Some companies have come up with brilliant solutions to the excessive packaging waste in the food industry, but the big question is whether customers are ready to make the mental shift to eating their food wrappers.
It doesn’t make sense that a single food item that gets consumed within minutes or even seconds should leave behind a piece of packaging that will linger on Earth for years. Think of a granola bar and its plastic wrapper, a mini yogurt container, a bag of chips, or a bottle of juice. These items, together with countless others, offer such fleeting satisfaction at a long-term cost, whether the destination is a landfill site or the convoluted, unreliable processes of a recycling facility.
Fortunately there is a growing number of conscientious shoppers who care about the amount of waste they generate, and who would choose not to buy the above-mentioned items precisely for the fact that packaging would go to waste following consumption. While these “Zero Wasters” make a big difference in their own lives, unfortunately their influence on the rest of society is limited.
That is where the packaging industry could step in and reinvent food packaging to be far more sustainable, perhaps even non-existent. According to an article in The Guardian, there are some really fascinating advances in the world of “waste-free, Willy Wonka packaging,” but the big question is whether consumers are psychologically ready for it. Buying apples and bagels directly from a bin at the supermarket is one thing, but sifting through a display of yogurt balls in edible skins is a different kind of experience.

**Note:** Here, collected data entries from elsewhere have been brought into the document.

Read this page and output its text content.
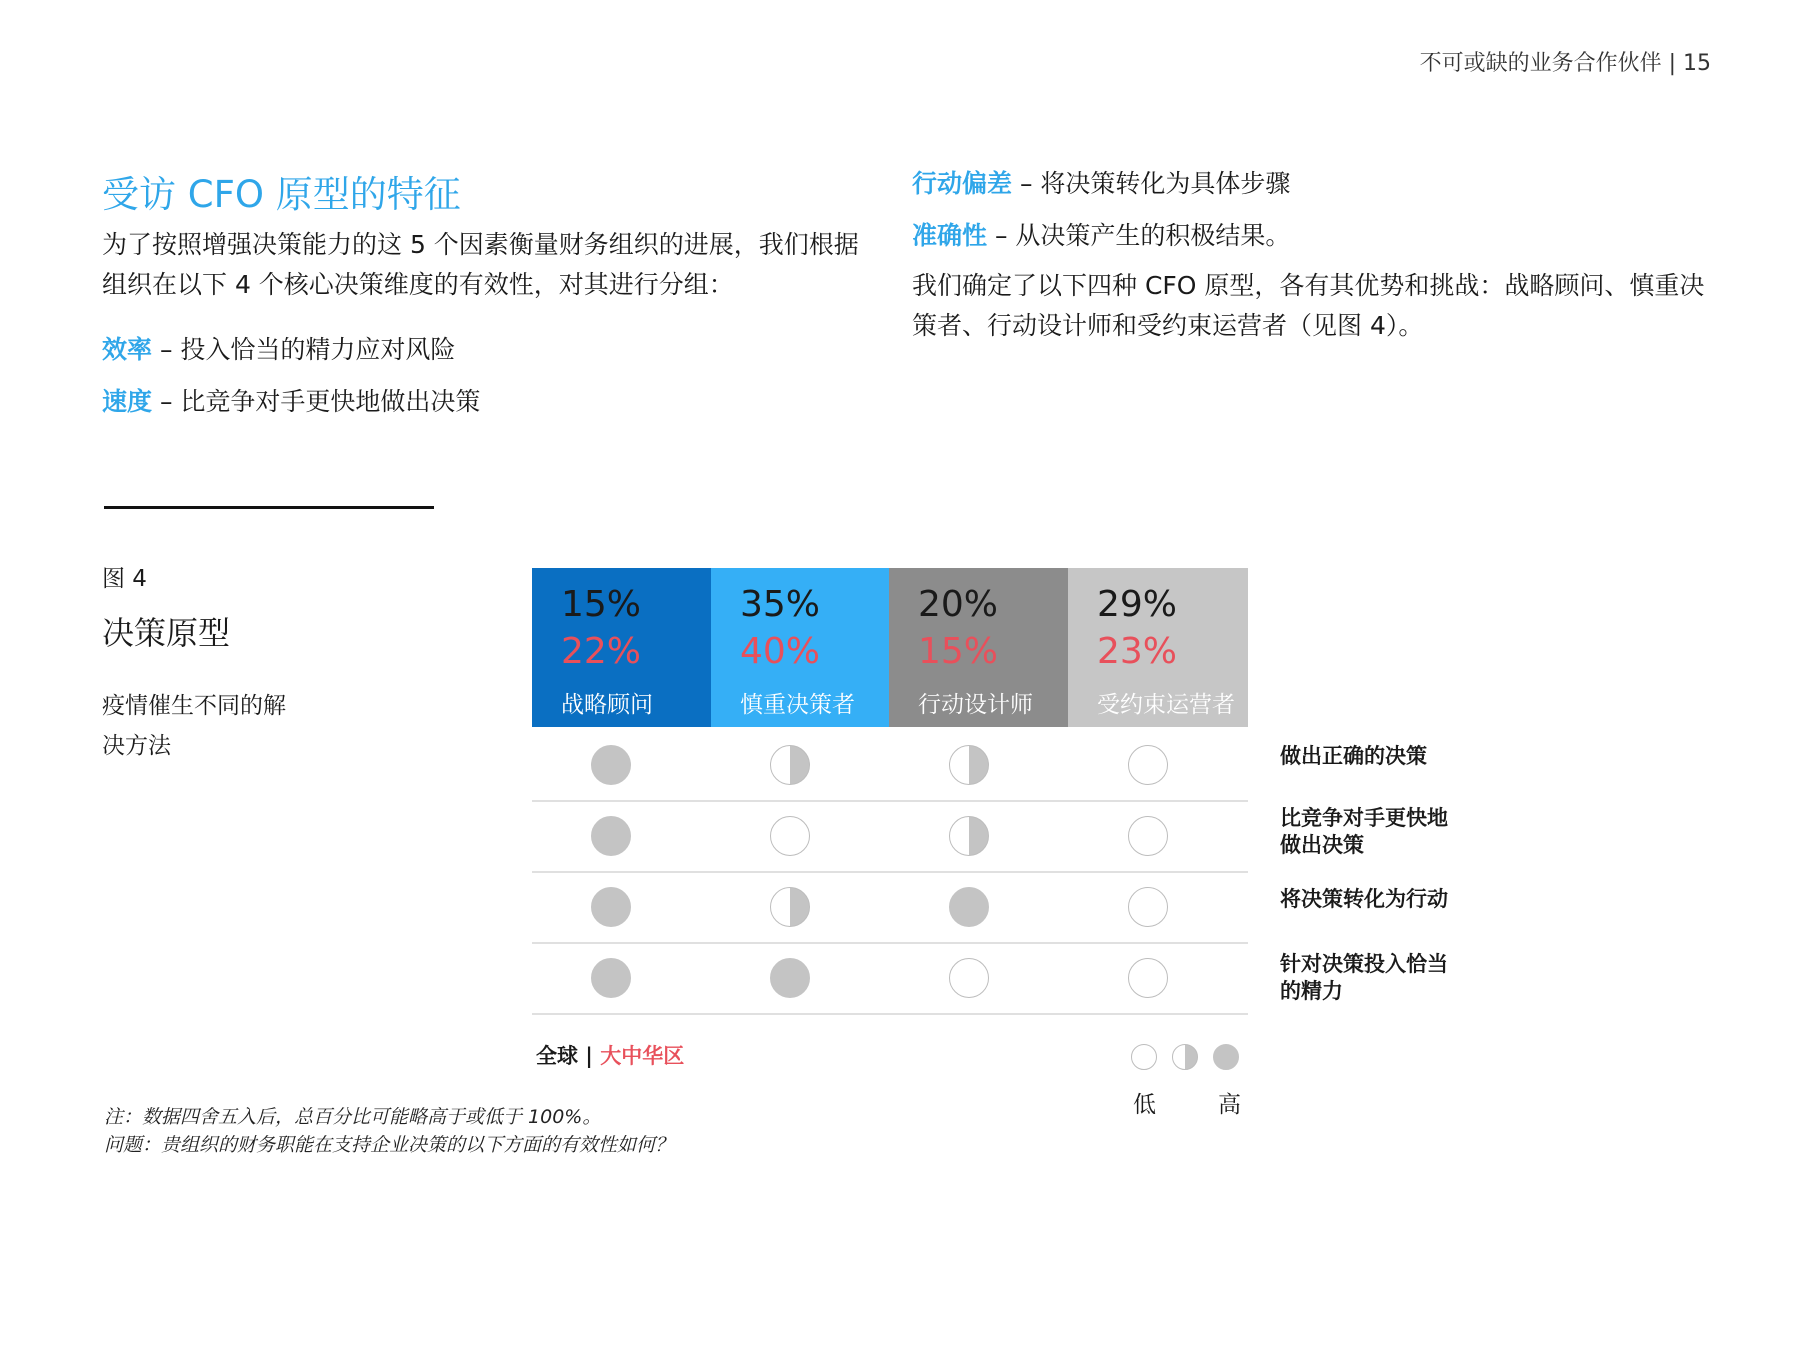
不可或缺的业务合作伙伴 | 15
受访 CFO 原型的特征
为了按照增强决策能力的这 5 个因素衡量财务组织的进展，我们根据组织在以下 4 个核心决策维度的有效性，对其进行分组：
效率 – 投入恰当的精力应对风险
速度 – 比竞争对手更快地做出决策
行动偏差 – 将决策转化为具体步骤
准确性 – 从决策产生的积极结果。
我们确定了以下四种 CFO 原型，各有其优势和挑战：战略顾问、慎重决策者、行动设计师和受约束运营者（见图 4）。
图 4
决策原型
疫情催生不同的解决方法
15%
22%
战略顾问
35%
40%
慎重决策者
20%
15%
行动设计师
29%
23%
受约束运营者
做出正确的决策
比竞争对手更快地
做出决策
将决策转化为行动
针对决策投入恰当
的精力
全球 | 大中华区
低	高
注：数据四舍五入后，总百分比可能略高于或低于 100%。
问题：贵组织的财务职能在支持企业决策的以下方面的有效性如何？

Or is it? Shoppers are simply unaccustomed to seeing certain foods being sold without packaging, although they’re perfectly comfortable with other items, such as produce and baked goods, being sold loose. It’s time to get over that mental barrier.
The Guardian describes a company called WikiFoods that “wraps a vast range of foods and beverages in plastic-free and edible packages made of natural ingredients,” like the protective skins on fruits. The first commercial WikiPearls (little balls of ice cream and frozen yogurt with edible skins) launched in the U.S. and France in 2013.